Lagers make a comeback. Session IPAs steal share from their imperialized counterparts. Dogs live with cats!
It’s mass hysteria.
Or, at least, if you’re ready to buy into the latest publicized trend in beer by market research company Mintel, who noted the rise of high ABV beers in recent years. According to their estimate, just 6.6 percent of new beers globally were “high strength” in the early 2000s at an ABV above 6.5 percent. But in recent years, that’s jumped significantly:
- 2012: 14 percent
- 2013: 25 percent
- 2014: 23 percent
Keep in mind those percentages reflect a global growth with new breweries opening nearly every day, so in America in 2013, it could be 25 percent of beers created by the 2,456 and then in 2014 it’s 23 percent from 2,917 breweries, per Brewers Association estimates.
“A potential backlash against this [high strength] trend is almost inevitable because there is far too much high ABV innovation happening,” said Jonny Forsyth, global drinks analyst for Mintel. “Beer remains fundamentally a volume and refreshment beverage and high ABV beers quickly take modern health-conscious consumers over the recommended limit.”

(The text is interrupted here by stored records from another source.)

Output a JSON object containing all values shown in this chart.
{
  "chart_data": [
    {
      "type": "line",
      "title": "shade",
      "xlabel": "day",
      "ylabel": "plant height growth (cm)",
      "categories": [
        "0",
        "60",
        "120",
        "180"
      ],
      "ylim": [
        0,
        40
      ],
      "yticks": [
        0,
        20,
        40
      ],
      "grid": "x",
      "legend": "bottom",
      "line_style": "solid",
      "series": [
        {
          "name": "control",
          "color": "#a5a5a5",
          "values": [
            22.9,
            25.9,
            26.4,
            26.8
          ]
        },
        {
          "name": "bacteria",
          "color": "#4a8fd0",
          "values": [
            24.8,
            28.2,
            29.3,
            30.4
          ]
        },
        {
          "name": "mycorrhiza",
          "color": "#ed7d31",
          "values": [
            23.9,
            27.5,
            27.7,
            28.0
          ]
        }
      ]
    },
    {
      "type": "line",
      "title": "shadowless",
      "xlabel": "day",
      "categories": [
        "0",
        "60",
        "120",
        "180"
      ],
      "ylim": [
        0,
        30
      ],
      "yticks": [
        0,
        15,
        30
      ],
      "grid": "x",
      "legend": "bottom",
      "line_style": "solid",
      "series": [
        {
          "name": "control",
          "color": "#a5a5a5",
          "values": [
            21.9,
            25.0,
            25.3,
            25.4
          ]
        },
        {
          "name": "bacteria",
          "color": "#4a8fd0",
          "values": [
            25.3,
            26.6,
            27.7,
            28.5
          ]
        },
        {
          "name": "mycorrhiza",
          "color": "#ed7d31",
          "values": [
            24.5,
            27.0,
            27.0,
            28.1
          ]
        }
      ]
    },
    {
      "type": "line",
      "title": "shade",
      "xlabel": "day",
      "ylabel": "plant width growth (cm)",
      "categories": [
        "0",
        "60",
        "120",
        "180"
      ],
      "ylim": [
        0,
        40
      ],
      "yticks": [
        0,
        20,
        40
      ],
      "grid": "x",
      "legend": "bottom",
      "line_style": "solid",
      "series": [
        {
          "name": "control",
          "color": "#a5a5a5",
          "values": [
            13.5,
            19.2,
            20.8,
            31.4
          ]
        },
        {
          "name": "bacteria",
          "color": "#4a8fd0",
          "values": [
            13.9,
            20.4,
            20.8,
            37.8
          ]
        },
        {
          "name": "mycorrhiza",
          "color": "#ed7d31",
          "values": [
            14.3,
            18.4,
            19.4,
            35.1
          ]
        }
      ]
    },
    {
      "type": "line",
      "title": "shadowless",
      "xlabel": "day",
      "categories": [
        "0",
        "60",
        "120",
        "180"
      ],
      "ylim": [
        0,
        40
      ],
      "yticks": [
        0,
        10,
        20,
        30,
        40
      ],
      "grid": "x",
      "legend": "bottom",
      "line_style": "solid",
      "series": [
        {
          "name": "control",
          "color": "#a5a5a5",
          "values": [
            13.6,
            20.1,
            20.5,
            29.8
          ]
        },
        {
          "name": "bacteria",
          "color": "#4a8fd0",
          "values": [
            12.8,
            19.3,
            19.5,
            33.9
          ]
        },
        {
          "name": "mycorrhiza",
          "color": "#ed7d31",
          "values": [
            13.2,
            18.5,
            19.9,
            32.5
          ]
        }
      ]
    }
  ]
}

While it’s true beer’s success is partially driven by an opportunity for volume-based consumption, it feels a bit risky to contend that a backlash is on its way, especially when high-ABV beers are widely considered some of the best you can find. For example, look at the alcohol by volume of RateBeer’s top twenty-five best beers from their “Best Beer” lists covering 2006 to 2015:
Among the items RateBeer prides itself on is its global user base. Glancing at the website’s top user rankings, it’s easy to see that potential fans for these best beers are coming from all over.
So perhaps reports of high ABV’s death have been greatly exaggerated.